Here are eight ways to successfully save for retirement:
Employer 401(k) Plans
The easiest way to get the ball rolling on saving for retirement is to take advantage of benefits provided through your employer such as a 401(k) plan. This is money you can have automatically deducted from your paychecks to go towards your retirement. In most cases, an employer will have a matching program to reward you for saving. It reduces the pressure of making consistent contributions towards your retirement nest egg because it’s money you don’t see. Even better, contributions are made with pre-tax dollars and your money grows tax-free.
Another great way to start saving for retirement is to invest in a Roth IRA. A Roth IRA is a retirement savings account that allows you to pay taxes upfront on your contributions. Withdrawals after age 59 ½ are tax-free. In 2019, the maximum IRA contribution is $6,000 and $7,000 if you’re age 50 and up.
Health Savings Accounts
One of the biggest mistakes people make when they start saving for retirement is not considering healthcare costs. They believe Medicare is free and will cover everything at 100%, so they fail to put money aside for healthcare costs. Since Medicare is not free and doesn’t cover costs at 100%, people should take advantage of health savings accounts (HSA).
Enrolling in an HSA allows you to efficiently save and pay for qualified medical expenses and health insurance deductibles. You can even invest pre-tax money in your HSA in stocks, bonds and mutual funds to further maximize your savings. An HSA functions as a traditional IRA the moment you turn 65 which means you can use that money for anything you like—and all withdrawals are tax-free.
Pay Off Debts
Not taking care of debts prior to retirement will suck up your savings later when you are on a fixed income. In order to efficiently save for retirement, you must also protect your retirement funds. When tackling existing debt, try the snowball debt recovery method. Attack your smallest debt first and throw money at it until it’s paid off. Then, move on to the next smallest debt, and so on and so on. Paying off that first debt will give you steam and help you attack the rest of your debt more aggressively.

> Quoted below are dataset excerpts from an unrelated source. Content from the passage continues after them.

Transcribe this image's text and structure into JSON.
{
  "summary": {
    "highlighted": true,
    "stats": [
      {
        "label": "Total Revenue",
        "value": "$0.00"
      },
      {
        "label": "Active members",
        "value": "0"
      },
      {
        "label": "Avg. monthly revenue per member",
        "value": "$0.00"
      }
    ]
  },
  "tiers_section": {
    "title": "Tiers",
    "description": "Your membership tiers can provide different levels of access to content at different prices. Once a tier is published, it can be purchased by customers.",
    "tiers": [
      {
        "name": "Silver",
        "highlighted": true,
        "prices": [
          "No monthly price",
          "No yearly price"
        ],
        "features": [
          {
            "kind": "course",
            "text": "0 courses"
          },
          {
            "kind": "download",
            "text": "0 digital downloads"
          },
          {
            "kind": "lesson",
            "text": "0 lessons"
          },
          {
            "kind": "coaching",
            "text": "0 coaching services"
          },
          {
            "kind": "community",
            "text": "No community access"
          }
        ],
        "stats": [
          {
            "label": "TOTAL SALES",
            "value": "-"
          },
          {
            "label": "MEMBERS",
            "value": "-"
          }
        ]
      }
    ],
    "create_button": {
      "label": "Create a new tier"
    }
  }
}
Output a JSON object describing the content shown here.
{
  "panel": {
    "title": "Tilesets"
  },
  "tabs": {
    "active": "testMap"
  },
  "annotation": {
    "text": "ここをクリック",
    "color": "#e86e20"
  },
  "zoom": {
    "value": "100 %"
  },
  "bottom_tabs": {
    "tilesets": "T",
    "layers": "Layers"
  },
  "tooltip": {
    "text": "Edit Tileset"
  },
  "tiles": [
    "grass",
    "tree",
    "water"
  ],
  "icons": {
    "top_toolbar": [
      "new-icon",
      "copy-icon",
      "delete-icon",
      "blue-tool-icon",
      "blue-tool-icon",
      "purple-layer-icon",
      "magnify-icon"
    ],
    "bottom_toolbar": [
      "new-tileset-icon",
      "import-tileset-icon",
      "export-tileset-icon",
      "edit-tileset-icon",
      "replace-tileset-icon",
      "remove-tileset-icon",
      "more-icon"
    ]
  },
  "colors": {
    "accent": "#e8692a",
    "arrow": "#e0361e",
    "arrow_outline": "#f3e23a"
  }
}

Passive income is a great way to earn more money to boost your retirement savings. One of the best ways to make passive income is to invest in real estate. Buy some rental property and rent out to tenants to increase your income. Make sure you do due diligence and invest in properties with growth potential and a steady stream of renters.
Look at what you currently spend your money on and try cutting costs where you can. For example, cancel streaming services that you never use, reduce your cable package (if you have cable), reduce monthly spending on groceries, etc. The money that you save month-to-month not only will put more money in your pocket, it will also help you prepare for a more cost-efficient lifestyle in retirement.
Come up with a price tag for the lifestyle you want in retirement. Really consider how you want to live, potential medical bills, debts that need to be paid off, and how much money you’ll get from pensions and Social Security. Utilize the many online tools out there to help you figure out a budget so you can estimate how much you will need to save.
Consult an Expert
If you are someone who struggles with money and can’t quite practice good saving habits for retirement, seek help from a professional. A financial planner can help make a savings plan that is completely tailored to you, your budgets and current expenses, and lifestyle goals in retirement—and help you stick to them.